Sorry to digress everyone. I just really needed to get that off my chest.

OP posts:
INeedAnotherName · 31/07/2023 14:04

Another poster on a different thread mentioned a woman on YouTube yesterday (it was regarding abusive husbands). Most of the videos are 2 minutes long but it felt like somebody really understood me. There are longer videos but just spend 10 minutes on 5 videos please, they don't require sound.

Search Elizabeth Shaw Understanding Narcissism.

billy1966 · 31/07/2023 14:13

OP, you know when you choose boundaries with your mother, you are also choosing your daughter.

Everything you do to be kinder to yourself and not be manipulated, benefits your daughter.
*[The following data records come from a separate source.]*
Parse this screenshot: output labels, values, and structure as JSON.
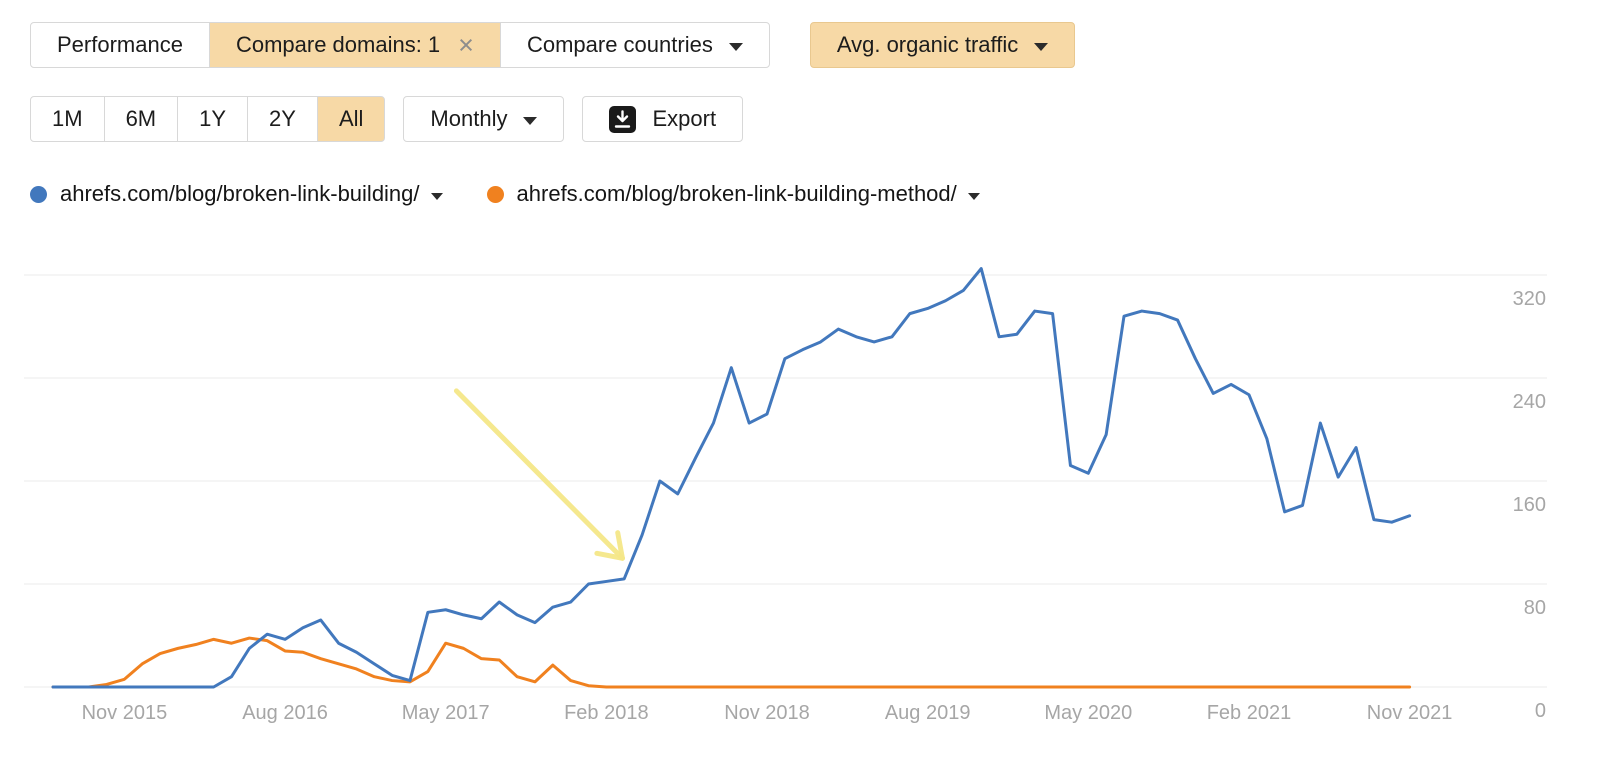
{
  "toolbar": {
    "performance_label": "Performance",
    "compare_domains_label": "Compare domains: 1",
    "close_glyph": "×",
    "compare_countries_label": "Compare countries",
    "metric_label": "Avg. organic traffic"
  },
  "controls": {
    "ranges": [
      "1M",
      "6M",
      "1Y",
      "2Y",
      "All"
    ],
    "active_range": "All",
    "granularity_label": "Monthly",
    "export_label": "Export"
  },
  "legend": [
    {
      "label": "ahrefs.com/blog/broken-link-building/",
      "color": "#4278bd"
    },
    {
      "label": "ahrefs.com/blog/broken-link-building-method/",
      "color": "#f0811f"
    }
  ],
  "colors": {
    "highlight_tan": "#f7d9a6",
    "button_border": "#d8d8d8",
    "gridline": "#ebebeb",
    "axis_label": "#a6a6a6",
    "annotation_yellow": "#f5e788"
  },
  "chart_data": {
    "type": "line",
    "title": "",
    "xlabel": "",
    "ylabel": "Avg. organic traffic",
    "x_unit": "month",
    "x_start": "2015-07",
    "x_end": "2021-11",
    "x_tick_labels": [
      "Nov 2015",
      "Aug 2016",
      "May 2017",
      "Feb 2018",
      "Nov 2018",
      "Aug 2019",
      "May 2020",
      "Feb 2021",
      "Nov 2021"
    ],
    "x_tick_indices": [
      4,
      13,
      22,
      31,
      40,
      49,
      58,
      67,
      76
    ],
    "y_ticks": [
      0,
      80,
      160,
      240,
      320
    ],
    "ylim": [
      0,
      348
    ],
    "grid": "horizontal",
    "y_axis_side": "right",
    "legend_position": "top",
    "series": [
      {
        "name": "ahrefs.com/blog/broken-link-building/",
        "color": "#4278bd",
        "values": [
          0,
          0,
          0,
          0,
          0,
          0,
          0,
          0,
          0,
          0,
          8,
          30,
          41,
          37,
          46,
          52,
          34,
          27,
          18,
          9,
          5,
          58,
          60,
          56,
          53,
          66,
          56,
          50,
          62,
          66,
          80,
          82,
          84,
          118,
          160,
          150,
          178,
          205,
          248,
          205,
          212,
          255,
          262,
          268,
          278,
          272,
          268,
          272,
          290,
          294,
          300,
          308,
          325,
          272,
          274,
          292,
          290,
          172,
          166,
          196,
          288,
          292,
          290,
          285,
          255,
          228,
          235,
          227,
          193,
          136,
          141,
          205,
          163,
          186,
          130,
          128,
          133
        ]
      },
      {
        "name": "ahrefs.com/blog/broken-link-building-method/",
        "color": "#f0811f",
        "values": [
          0,
          0,
          0,
          2,
          6,
          18,
          26,
          30,
          33,
          37,
          34,
          38,
          36,
          28,
          27,
          22,
          18,
          14,
          8,
          5,
          4,
          12,
          34,
          30,
          22,
          21,
          8,
          4,
          17,
          5,
          1,
          0,
          0,
          0,
          0,
          0,
          0,
          0,
          0,
          0,
          0,
          0,
          0,
          0,
          0,
          0,
          0,
          0,
          0,
          0,
          0,
          0,
          0,
          0,
          0,
          0,
          0,
          0,
          0,
          0,
          0,
          0,
          0,
          0,
          0,
          0,
          0,
          0,
          0,
          0,
          0,
          0,
          0,
          0,
          0,
          0,
          0
        ]
      }
    ],
    "annotation_arrow": {
      "description": "hand-drawn yellow arrow pointing at start of traffic surge",
      "from_index": 22.6,
      "from_value": 230,
      "to_index": 31.9,
      "to_value": 100,
      "color": "#f5e788"
    }
  }
}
I don't believe people are owed your time if they have treated you poorly, just because they are aging.

WeeksintheSun · 31/07/2023 16:49

@INeedAnotherName thanks, I will take a look at this. I do think it’s time to speak to someone about these issues. I put it off before because of the cost of counselling but maybe I need to make a sacrifice elsewhere. Hope you are okay.
@billy1966 thanks for your comment. I never looked at it like that.